I hate to bear this news to you, my friend: You have ten years of this ahead. And it will be worse before it's better.

The only words of consolation I have: You are not alone.

Bionicbigfoot said...

Actually geek you should of just punched the kid square in the face. Remember your Dad and the pony? As a father its your job to make lasting memories like that for your children. You don't want your kids to be heavily medicated drones totally incapable of solving any of life's problems on their own do you? What's the cure? A big dose of paternal resentment! Guaranteed to create self sufficiency, one size fits all!

The Film Geek said...

Jackie: You said it, brother. There's nothing of great substance left to tell. But I'll be telling it.

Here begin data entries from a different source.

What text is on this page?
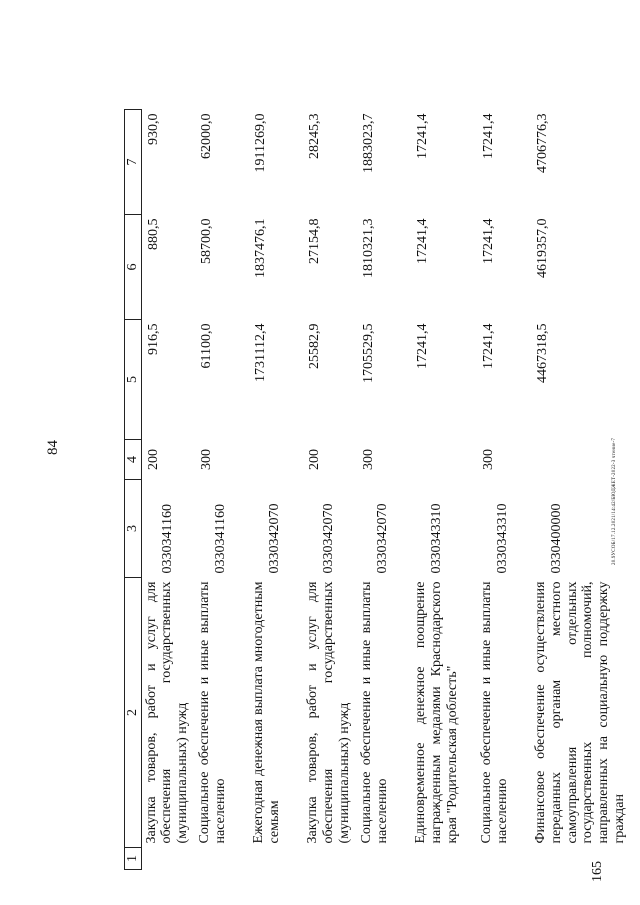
84
165
20.9УСОБ/17.12.2021/14:42/БЮДЖЕТ-2022-3 чтение-7
1	2	3	4	5	6	7
	Закупка товаров, работ и услуг для обеспечения государственных (муниципальных) нужд	0330341160	200	916,5	880,5	930,0
	Социальное обеспечение и иные выплаты населению	0330341160	300	61100,0	58700,0	62000,0
	Ежегодная денежная выплата многодетным семьям	0330342070		1731112,4	1837476,1	1911269,0
	Закупка товаров, работ и услуг для обеспечения государственных (муниципальных) нужд	0330342070	200	25582,9	27154,8	28245,3
	Социальное обеспечение и иные выплаты населению	0330342070	300	1705529,5	1810321,3	1883023,7
	Единовременное денежное поощрение награжденным медалями Краснодарского края "Родительская доблесть"	0330343310		17241,4	17241,4	17241,4
	Социальное обеспечение и иные выплаты населению	0330343310	300	17241,4	17241,4	17241,4
	Финансовое обеспечение осуществления переданных органам местного самоуправления отдельных государственных полномочий, направленных на социальную поддержку граждан	0330400000		4467318,5	4619357,0	4706776,3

And MountainLaurel: What's the theory?!?

Bigfoot: :)

And Stanton: I hear ya. You've told me this before, and I do expect it. But it still smarts like hell. I appreciate the company though. A lot.

MountainLaurel said...

My theory is that kids about that age (usually 12-20ish) need to separate from their parents. One way that they do that is to be horribly embarrassed by whatever their parents do. It's a necessary preparation for adulthood. Not easy for either end, but necessary.

Dad embarrassed me beyond belief when I was in junior high. His crime was going to a basketball game that I went to. Didn't sit with me, but he was simply in the stands. And that was MY area.

Dad continued to be a complete embarrassment till I was about mid-20's. In retrospect, he didn't change; I grew to appreciate him more. But if I hadn't I'd have been a complete clone of him, which wouldn't be good either.